Meistens isst man irgendetwas, weil man schnell weiter muss oder nichts, weil man abnehmen möchte. Der Genuss kommt zu kurz und der Spaß auch. Ach und die Gesundheit,…na für die bleibt sowieso keine Zeit. Dabei gibt es Gerichte, die gut schmecken, gesund sind und Stimmung verbreiten – sei es durch optische Anreize, gemeinsame Zubereitung oder bloße Vorfreude aufs Essen.

Richtig und…weniger gut

Dieser Absatz ist für alle interessant, die weniger Kalorien zu sich nehmen wollen, aber trotzdem genießen möchten (Aber auch für jene, die auf Cholesterin und Co. achten sollten): Meistens werden Gerichte mit auch Schlagobers zubereitet, die man ganz einfach durch kalorienarmen Sauerrahm ersetzen kann. Auch Butter- und Ölangaben können reduziert werden. Und Gerichte mit Panier könnten stattdessen gebraten oder im Backrohr - ohne Zugabe von Fett - zubereitet werden.

Bunt und lecker

Der Kürbis ist das Herbstgemüse schlechthin. Ein Grund mehr, diese Vitaminbombe zu einem Gericht zu verarbeiten. Doch selbst diese gesunde Pflanze, kann manch Rezept-Fehler nicht verhindern. So wie bei der Kürbiscremesuppe – folgendes wird für 4 Portionen der schmackhaften und kalorienarmen Variante benötigt.

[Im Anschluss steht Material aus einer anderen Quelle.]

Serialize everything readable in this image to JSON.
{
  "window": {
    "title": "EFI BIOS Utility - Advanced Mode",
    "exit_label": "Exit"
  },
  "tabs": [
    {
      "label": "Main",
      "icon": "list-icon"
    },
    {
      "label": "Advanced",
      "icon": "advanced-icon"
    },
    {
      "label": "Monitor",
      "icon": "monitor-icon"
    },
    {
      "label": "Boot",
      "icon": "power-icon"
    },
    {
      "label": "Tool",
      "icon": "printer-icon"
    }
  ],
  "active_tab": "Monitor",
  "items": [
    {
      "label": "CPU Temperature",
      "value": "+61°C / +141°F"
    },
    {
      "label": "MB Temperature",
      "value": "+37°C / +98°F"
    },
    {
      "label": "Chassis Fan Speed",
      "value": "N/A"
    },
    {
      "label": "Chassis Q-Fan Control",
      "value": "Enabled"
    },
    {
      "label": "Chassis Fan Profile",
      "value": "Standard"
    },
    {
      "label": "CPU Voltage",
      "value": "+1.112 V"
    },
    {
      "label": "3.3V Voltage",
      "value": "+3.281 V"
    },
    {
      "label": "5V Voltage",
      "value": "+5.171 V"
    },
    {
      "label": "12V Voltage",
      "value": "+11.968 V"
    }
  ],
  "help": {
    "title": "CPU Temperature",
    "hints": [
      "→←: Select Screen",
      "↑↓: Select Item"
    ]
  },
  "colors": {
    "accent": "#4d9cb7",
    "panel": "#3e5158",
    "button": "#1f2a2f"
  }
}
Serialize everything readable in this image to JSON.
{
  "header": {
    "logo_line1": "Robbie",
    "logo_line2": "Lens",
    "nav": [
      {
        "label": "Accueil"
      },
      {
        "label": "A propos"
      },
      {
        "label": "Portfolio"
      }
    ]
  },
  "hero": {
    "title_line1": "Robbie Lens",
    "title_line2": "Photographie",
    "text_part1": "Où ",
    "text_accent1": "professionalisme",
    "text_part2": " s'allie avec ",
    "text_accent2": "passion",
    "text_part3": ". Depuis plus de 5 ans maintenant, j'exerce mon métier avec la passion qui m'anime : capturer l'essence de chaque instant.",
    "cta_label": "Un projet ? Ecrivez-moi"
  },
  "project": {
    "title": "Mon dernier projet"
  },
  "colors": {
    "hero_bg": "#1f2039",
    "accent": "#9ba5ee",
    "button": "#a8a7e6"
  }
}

  1. 400g Kürbis (Der Klopftest zeigt, ob der reif ist: Klingt der Kürbis hohl und gibt auf Fingerdruck nicht nach ist er perfekt)

  2. 1 Zwiebel

  3. 200g Karotten

  4. 2 1 EL Butter (Reduzieren Sie Butterangaben - Das spart Kalorien und es schmeckt trotzdem noch!)

  5. Currypulver

  6. 2 EL Vollkornmehl (Die Zusammensetzung von Vollkornmehl ist für den Blutzucker gesünder als weißes – man bleibt unter anderem länger satt)

  7. 1 Liter Gemüsebrühe

  8. Gemüsewürfel

  9. Ingwer, frisch gerieben (wenn keine Zeit ist, frischen Ingwer zu kaufen, ist es auch kein Beinbruch abgepackten zu verwenden – aber je frischer, desto besser, da u.a. noch mehr Vitamine vorhanden sind)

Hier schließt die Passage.